# Nissan Xtrail T 30 Lose Power



## Ben8650 (May 3, 2019)

Hi Guys,

Really need your advise in case any of you had experience this before.

I am using T 30 year 2011, 2.5 VVT model.

After driving for about 15 to 20 min, the car loses power ( pressing accelerator no effect to revolution RPM) , RPM drop below 1, car vibrates......then its ok for a while hen get back to same again.

Foreman cannot detect it as there is no error.

According to foreman, he have tried to change injection coils, air fow sensor, fuel pump is also not defective.

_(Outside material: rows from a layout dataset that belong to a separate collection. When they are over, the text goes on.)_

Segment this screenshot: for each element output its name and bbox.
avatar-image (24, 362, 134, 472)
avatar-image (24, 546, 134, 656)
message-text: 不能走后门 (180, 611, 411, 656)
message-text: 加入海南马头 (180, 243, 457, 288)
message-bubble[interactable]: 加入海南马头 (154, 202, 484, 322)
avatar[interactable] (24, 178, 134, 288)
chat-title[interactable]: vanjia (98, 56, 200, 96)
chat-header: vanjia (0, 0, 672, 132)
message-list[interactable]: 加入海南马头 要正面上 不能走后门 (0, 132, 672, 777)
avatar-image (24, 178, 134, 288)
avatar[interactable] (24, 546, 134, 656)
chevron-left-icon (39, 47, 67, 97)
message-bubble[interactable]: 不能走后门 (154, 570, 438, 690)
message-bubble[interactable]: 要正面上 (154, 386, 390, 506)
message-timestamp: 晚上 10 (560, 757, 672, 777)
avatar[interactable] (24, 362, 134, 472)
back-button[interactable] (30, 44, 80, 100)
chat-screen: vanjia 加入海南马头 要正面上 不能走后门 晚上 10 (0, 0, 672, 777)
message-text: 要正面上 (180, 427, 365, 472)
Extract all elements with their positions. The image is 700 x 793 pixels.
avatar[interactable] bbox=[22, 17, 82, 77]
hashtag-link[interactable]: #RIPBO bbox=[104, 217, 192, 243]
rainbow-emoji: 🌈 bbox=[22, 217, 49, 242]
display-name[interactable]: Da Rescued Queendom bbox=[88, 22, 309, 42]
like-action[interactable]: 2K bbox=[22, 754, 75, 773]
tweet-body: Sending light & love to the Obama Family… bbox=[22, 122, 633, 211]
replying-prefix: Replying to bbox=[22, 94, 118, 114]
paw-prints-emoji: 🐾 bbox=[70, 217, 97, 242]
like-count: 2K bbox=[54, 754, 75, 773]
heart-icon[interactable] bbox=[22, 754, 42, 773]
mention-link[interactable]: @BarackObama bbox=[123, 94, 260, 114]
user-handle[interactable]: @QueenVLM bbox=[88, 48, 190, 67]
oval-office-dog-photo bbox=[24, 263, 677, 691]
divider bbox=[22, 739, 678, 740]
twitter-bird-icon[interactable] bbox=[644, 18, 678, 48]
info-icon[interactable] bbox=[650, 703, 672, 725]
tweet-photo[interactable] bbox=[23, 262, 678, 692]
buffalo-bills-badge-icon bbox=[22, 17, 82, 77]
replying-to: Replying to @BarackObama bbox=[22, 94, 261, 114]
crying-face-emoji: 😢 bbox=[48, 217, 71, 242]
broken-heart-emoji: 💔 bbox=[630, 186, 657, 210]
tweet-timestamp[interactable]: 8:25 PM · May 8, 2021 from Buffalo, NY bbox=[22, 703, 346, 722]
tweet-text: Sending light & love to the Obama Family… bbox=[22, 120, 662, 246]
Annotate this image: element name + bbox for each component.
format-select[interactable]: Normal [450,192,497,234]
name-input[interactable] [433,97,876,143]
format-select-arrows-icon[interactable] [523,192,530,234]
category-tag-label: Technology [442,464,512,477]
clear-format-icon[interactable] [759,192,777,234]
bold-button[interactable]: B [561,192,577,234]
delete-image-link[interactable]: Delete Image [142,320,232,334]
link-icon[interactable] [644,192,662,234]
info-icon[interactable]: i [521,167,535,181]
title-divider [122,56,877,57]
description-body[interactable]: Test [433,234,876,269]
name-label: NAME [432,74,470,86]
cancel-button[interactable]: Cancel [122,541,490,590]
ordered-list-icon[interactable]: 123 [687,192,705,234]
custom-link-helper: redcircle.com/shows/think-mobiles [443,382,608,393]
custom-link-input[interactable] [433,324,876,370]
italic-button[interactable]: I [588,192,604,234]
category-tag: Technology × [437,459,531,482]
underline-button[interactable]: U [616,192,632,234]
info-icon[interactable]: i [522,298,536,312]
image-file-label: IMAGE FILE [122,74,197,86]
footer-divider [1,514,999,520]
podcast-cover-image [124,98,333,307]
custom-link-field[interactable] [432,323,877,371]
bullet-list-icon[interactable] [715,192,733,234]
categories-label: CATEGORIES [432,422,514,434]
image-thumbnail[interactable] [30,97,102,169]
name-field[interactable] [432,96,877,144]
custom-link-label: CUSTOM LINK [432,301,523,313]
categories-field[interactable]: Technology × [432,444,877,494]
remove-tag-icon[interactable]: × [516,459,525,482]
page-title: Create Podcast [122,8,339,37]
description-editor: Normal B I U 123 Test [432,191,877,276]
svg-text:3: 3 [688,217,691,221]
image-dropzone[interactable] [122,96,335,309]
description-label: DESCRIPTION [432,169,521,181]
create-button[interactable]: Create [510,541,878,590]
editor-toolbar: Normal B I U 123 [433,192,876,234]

Pls advise what can be the problem, foreman is trouble shooting for 2 days and yet cannot detect it.


Thanks

Ben
Johor, Malaysia


----------



## quadraria10 (Jul 6, 2010)

Very hard to say. My guess is you need to get a good code reader. If this has happened multiple times it should register a code. Could it be related to the CVT transmission overheating? Clogged fuel filter? Good luck. Hope you can figure it out whatever it is


----------



## rogoman (Dec 16, 2004)

Could well be an intermittent camshaft position sensor or the crankshaft position sensor. The sensors are not very expense. Make sure they are a Nissan OEM product; not an aftermarket type.


----------



## Bluetrail (May 22, 2019)

Hi Ben, I thought the T30 stopped production in 2007??????? Anyways I had the same problem, turned out the EGR valve needed replacing, but loss of power can also mean a dying Turbo amongst other things. Hope this helps........


----------



## quadraria10 (Jul 6, 2010)

Actually it continued to be made and sold as the X trail Classic in some Asian, African and Latin American markets until something like 2014.
Here is an ad for a used 2010 version
https://www.olx.co.ao/anuncio/vendo-nissan-xtrail-tudo-funciona-liga-j-IDkglN.html#218a7efe38


----------



## Don man (Oct 11, 2020)

quadraria10 said:


> Very hard to say. My guess is you need to get a good code reader. If this has happened multiple times it should register a code. Could it be related to the CVT transmission overheating? Clogged fuel filter? Good luck. Hope you can figure it out whatever it is


 Try the transmission speed sensor


----------